Since succeeding his father, Mr. Assad has focused his efforts mainly on the economic sphere. He replaced the ministers of finance and economy a few months after taking office, and has promised to introduce accountability in government, streamline the Syrian bureaucracy, eliminate corruption, and modernize the economy.
But many of those promised reforms have been slow in coming, with speculation of a behind the scenes struggle between an old guard representing the elder Assad's generation and a younger reformist trend.
One thing that has not changed is the extent of civil liberties in Syria. Mr. Assad has overseen a continuing crackdown on pro-reform activists that has mirrored his father's harsh approach to political freedom.
Analyst Abdallah Al Ashaal said it remains to be seen whether the new government will also bring a relaxation of the government's grip on political activism. "The new government will be responsible for all these aspirations concerning political liberties, concerning the development of economic life, because Syria is facing many problems in the economy. It is facing also some problems concerning the transition from a socialist economy to a free market economy," he said.
Mr.
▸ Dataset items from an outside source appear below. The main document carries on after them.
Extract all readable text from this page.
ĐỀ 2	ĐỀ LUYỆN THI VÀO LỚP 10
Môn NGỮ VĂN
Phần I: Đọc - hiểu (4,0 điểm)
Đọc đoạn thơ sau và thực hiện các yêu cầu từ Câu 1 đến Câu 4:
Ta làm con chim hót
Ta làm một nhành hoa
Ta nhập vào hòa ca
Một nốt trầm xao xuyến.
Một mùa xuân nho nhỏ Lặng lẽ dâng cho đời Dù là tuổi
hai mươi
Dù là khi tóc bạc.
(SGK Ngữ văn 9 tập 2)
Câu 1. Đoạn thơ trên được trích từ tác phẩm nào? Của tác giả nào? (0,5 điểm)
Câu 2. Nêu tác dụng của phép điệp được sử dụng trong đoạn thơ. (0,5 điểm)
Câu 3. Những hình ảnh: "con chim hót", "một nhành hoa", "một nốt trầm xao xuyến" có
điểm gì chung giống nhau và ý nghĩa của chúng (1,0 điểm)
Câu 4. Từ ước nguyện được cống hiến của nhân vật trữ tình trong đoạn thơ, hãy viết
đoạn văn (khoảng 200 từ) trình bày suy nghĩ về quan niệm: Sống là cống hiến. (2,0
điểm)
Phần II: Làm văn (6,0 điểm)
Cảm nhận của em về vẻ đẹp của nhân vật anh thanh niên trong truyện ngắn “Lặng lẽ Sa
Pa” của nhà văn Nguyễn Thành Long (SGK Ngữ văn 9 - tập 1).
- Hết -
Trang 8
Ashaal said the new Syrian government will also confront a daunting array of foreign policy challenges, chief among them defusing tensions with the United States, which has long branded Syria a supporter of terrorism. The analyst says the issue is particularly urgent, with U.S. troops occupying neighboring Iraq.
One thing that is not expected to change in Syria's reform drive is the central role of President Assad's Baath Party. The party holds near total control over all aspects of Syrian political life, and controls the country's legislature along with with seven smaller parties.